Comment et sous quel délai changer d'opérateur

 

Afin de renforcer la concurrence entre les opérateurs de téléphonie et indirectement réduire les prix, tout en protégeant davantage le consommateurs, le législateur et l'ARCEP (Autorité de régulation des communications électroniques et des postes) ont ces dernières années, renforcé la réglementation et mis fin à certaines pratiques commerciales abusives.

Si la tentation est parfois grande de changer d'opérateur en raison des prix plus attractifs pratiqués chez un concurrent, le consommateur doit veiller à optimiser la date de résiliation de son contrat en cours, afin de limiter les frais de résiliation.

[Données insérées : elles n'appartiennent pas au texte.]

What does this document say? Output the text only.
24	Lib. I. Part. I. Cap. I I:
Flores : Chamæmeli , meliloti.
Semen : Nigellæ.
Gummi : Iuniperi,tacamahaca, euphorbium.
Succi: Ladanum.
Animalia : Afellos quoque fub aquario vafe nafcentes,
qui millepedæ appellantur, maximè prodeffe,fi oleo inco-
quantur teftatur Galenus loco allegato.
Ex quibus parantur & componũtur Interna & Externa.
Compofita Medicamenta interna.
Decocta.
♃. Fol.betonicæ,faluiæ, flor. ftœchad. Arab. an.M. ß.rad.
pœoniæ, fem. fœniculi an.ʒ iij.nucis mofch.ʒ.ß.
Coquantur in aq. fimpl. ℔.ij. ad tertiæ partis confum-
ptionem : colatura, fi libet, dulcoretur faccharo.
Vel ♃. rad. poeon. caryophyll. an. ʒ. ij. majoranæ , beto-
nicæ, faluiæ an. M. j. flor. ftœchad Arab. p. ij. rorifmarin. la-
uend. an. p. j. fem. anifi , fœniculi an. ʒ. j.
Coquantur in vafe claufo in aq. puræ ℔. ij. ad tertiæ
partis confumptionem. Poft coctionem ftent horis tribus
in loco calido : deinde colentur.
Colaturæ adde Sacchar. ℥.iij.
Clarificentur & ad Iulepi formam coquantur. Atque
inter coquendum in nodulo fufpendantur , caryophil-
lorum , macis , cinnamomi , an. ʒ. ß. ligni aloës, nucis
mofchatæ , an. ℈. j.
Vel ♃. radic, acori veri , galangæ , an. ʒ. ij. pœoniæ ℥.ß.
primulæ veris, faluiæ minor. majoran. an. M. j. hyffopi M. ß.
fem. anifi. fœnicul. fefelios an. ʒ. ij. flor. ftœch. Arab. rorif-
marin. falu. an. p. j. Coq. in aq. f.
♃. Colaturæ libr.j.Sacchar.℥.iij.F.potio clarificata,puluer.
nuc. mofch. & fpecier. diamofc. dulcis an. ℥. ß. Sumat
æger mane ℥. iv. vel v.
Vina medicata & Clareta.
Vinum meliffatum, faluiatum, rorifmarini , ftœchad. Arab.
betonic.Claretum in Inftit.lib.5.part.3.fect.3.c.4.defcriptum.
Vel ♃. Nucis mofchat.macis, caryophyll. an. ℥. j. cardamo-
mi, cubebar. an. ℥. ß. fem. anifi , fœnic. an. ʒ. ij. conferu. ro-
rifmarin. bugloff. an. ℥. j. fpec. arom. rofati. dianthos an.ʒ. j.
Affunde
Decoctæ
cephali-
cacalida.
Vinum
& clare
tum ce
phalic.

En effet, tout abonné qui souhaite profiter d'une offre commerciale auprès d'un autre opérateur, doit avant tout, bien lire (ou relire) les conditions générales de vente de son contrat en cours et celui accompagnant la nouvelle offre : les prix affichés sur certains services varient parfois du simple au double, les contrats comportent généralement une durée minimum de souscription, et des frais importants peuvent être prévus pour certains services complémentaires (ex : déplacement à l'étranger).

De plus, le consommateur n'est pas forcément libre de souscrire, à tout moment, un nouvel abonnement chez un autre opérateur, en remplacement de celui qu'il a déjà. Tel est le cas si la durée minimum d'engagement n'est pas arrivée à son terme, sachant que parfois au cours de la durée de vie du contrat, la modification de celui-ci entraîne le prolongement de la durée d'engagement. De plus, le coût de la rupture anticipée prévue dans le contrat, peut s'avérer dissuasif.

Il est donc possible de changer d'opérateur de téléphonie mobile tout en conservant son numéro, de même s'agissant du numéro fixe d'un logement. Depuis octobre 2015, il devient possible de conserver son numéro de téléphone fixe lors d'un changement d'opérateur, grâce à la création du relevé d'identité opérateur ou RIO fixe sécurisé.

 

La réglementation

Pour supprimer l'un des principaux freins au changement d'opérateur, un décret du 27 janvier 2006 a organisé le principe de la portabilité du numéro de téléphone. Il est ainsi désormais plus facile pour le consommateur de changer d'opérateur de téléphonie mobile et de faire jouer la concurrence, puisqu'il peut conserver son numéro de téléphone et rester joignable sans avoir de démarches particulières à effectuer auprès de ses contacts habituels.

Tous les opérateurs de services téléphoniques mobiles garantissent au consommateur son droit, en quelques jours seulement, de conserver son numéro en changeant de prestataire, quelle que soit l'entreprise fournissant le service d'origine.

La loi Chatel du 3 janvier 2008 (article L121-84-6 du Code de la consommation) a notamment encadré les pratiques commerciales dans le domaine des communications électroniques et de la téléphonie, car de plus en plus de contrats de téléphonies sont liés à des contrats de services de communications électroniques (téléphone, sms, internet, e-mail, etc.) avec des délais d'engagement long.
L'article 17 de cette loi permet au consommateur de résilier par anticipation son contrat à compter de la fin du 12ème mois, moyennant le paiement d'une indemnité. Ainsi, lorsqu'un abonné résilie son contrat de manière anticipée par le biais d'une demande de conservation du numéro mobile, il se voit facturer par son ancien opérateur des mensualités restant dues au titre de son engagement, plafonnées au quart du montant total lorsque la résiliation intervient dans la période entre le 13ème et le 24ème mois.

Conformément à l'article 27 de l'ordonnance du 24 août 2011, le changement d'opérateur téléphonique et de numéro doivent pouvoir se faire dans un délai maximum de 1 jour ouvré, sans frais (contre 10 jours calendaires il y a de cela quelques années). Ce délai doit être respecté par tous les opérateurs, conformément aux dispositions du Code des postes et des communications électroniques, et notamment l'article L44, après transposition de la directive (n°2009/136/CE) du 25 novembre 2009.

Tout retard ou abus dans la prestation de conservation du numéro donne lieu à indemnisation de l'abonné, sur demande de celui-ci et après vérification par l'opérateur.

L'ARCEP a fait adopter son projet d'évolution de la règlementation afin que soit mis en place un relevé d'identité du numéro fixe pour faciliter la portabilité des numéros de téléphone fixe.